Unorthodox practices during a war have been characterized as war crimes in many conflict scenarios. However, these war crimes were not in themselves punishable by any international tribunal (mainly because of the virtual absence of such a legal apparatus in the United Nations) and constituted a concept without consequences, a general concept that hovered in the aftermath of wars and did not concern the individual as such, but was based on the concept of State responsibility. It is only since the elaboration of a doctrine of human rights, fundamental and documented universal principles, that such crimes have materialized into legal occupation due to the development of the term “crimes against humanity” and its derivative violations. The concept of “crimes against humanity” is the product of very recent historical, political and social events that have placed war crimes in a different light in international law and human rights framework, which have permeated the laws of war as an international phenomenon codified in many respects. As a provision, it was the first step that initiated a completely new approach on the part of part of the international community to certain attacks against civilians in times of war and also in times of peace. Some practices have theoretically become “illegal” in the broadest sense within the international community, criminalizing governments, collectives and individuals, whether military or civilian, and involving the commission of both individual and collective crimes. After the emergence of this idea, conventions emerged, as well as resolutions and other relevant laws emanating from international bodies and bodies (mainly the United Nations). The ultimate reason for the emergence of these provisions was, theoretically and taking into account political considerations, the protection of man as an individual, regardless of geographical, political or social factors and circumstances, and thus became, so to speak, a “human right” in its own right. Crimes against humanity as a new principle arose after World War II, as a result of the Nazi Committee on Atrocities Before and During Armed Conflict.

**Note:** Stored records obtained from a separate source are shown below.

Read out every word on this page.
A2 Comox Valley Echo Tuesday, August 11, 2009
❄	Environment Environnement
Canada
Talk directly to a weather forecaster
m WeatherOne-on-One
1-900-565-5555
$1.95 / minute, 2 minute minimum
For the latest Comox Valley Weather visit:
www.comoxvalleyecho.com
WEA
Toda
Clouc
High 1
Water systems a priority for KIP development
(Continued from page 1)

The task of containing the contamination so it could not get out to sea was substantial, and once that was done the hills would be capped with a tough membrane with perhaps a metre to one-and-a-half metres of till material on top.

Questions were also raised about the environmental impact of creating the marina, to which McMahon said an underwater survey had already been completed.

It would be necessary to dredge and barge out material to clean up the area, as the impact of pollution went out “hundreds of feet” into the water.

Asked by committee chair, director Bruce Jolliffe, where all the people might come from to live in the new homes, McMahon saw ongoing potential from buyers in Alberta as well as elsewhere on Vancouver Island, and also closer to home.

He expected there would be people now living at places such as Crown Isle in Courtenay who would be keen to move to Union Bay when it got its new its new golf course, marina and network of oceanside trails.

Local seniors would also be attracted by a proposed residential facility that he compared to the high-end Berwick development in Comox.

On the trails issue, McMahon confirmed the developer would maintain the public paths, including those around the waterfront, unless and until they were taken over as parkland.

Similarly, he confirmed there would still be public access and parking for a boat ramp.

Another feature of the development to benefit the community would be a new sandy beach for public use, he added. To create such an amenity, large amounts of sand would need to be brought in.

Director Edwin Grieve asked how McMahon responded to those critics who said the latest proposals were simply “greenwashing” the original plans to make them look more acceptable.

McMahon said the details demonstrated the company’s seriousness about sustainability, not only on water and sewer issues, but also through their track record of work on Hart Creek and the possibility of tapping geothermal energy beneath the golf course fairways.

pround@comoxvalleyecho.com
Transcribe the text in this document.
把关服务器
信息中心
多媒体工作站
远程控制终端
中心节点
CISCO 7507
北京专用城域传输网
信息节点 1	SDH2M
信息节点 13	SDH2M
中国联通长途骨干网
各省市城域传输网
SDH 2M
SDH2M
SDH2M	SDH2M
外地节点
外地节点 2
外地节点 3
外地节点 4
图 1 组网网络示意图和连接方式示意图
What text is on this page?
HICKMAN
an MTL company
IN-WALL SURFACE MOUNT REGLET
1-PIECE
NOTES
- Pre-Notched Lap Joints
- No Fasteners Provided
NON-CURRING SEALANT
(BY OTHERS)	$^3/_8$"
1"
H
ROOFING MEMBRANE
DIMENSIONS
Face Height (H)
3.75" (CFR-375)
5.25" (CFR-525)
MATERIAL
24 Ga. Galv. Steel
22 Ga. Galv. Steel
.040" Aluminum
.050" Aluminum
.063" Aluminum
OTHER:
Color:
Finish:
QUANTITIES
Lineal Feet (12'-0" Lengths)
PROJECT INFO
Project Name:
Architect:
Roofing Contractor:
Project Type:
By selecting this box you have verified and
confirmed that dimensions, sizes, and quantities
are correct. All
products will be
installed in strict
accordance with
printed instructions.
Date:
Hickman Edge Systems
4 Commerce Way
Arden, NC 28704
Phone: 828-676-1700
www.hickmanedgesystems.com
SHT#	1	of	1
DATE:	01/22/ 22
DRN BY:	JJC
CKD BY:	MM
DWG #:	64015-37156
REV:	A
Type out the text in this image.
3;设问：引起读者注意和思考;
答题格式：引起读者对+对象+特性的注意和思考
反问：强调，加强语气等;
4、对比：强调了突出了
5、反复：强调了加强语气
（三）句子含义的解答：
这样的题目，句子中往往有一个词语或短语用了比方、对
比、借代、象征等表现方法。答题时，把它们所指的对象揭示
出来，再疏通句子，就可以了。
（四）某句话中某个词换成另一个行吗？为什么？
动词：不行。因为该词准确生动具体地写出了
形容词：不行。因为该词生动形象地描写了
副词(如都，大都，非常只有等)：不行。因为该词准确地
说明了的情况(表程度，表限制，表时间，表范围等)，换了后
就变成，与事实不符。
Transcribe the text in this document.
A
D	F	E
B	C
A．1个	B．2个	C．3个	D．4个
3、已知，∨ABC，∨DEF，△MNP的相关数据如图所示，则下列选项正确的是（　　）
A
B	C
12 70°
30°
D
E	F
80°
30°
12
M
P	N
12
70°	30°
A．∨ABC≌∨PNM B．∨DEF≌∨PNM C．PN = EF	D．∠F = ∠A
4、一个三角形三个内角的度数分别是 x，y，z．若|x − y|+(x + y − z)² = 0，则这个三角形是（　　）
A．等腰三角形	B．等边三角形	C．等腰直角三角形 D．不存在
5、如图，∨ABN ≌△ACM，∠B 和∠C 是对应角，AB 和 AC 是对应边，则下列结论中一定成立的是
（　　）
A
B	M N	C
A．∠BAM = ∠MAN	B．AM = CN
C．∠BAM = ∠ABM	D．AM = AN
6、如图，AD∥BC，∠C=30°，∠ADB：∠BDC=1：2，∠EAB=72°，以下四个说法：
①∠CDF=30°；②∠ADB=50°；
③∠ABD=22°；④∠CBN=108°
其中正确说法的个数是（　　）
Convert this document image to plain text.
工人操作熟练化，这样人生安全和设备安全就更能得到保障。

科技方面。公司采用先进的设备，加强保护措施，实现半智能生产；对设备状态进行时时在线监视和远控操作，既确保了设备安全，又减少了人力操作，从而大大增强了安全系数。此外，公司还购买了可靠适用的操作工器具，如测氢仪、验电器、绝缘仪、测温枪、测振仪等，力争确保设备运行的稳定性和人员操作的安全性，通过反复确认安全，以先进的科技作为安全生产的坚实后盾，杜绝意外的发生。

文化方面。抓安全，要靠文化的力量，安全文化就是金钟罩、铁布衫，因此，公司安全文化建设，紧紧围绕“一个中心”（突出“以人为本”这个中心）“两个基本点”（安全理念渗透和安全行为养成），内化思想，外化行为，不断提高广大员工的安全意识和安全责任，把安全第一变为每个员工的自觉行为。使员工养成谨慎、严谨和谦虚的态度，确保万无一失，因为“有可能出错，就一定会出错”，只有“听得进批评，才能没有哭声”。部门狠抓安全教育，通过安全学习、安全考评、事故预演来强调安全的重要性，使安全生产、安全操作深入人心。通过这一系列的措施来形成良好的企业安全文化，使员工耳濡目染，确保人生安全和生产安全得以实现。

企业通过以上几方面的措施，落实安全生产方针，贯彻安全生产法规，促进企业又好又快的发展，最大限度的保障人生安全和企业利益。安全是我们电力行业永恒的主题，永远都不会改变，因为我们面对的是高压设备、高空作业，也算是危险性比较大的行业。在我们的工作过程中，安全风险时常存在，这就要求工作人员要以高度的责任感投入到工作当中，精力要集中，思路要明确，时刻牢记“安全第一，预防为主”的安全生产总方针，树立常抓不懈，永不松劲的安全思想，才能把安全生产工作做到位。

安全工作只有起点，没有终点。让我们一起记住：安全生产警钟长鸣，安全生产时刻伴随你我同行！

The founding of the United Nations in 1945 was, in a way, the embodiment of the general fear of these atrocities that would never be committed, and that institution played an important role in developing legal doctrines that included concepts such as crimes against humanity that first emerged in legal and conceptual form prior to the Nuremberg trials in 1945. during the London Agreement of 1945 and its Charter, which laid the groundwork for the creation of a military tribunal.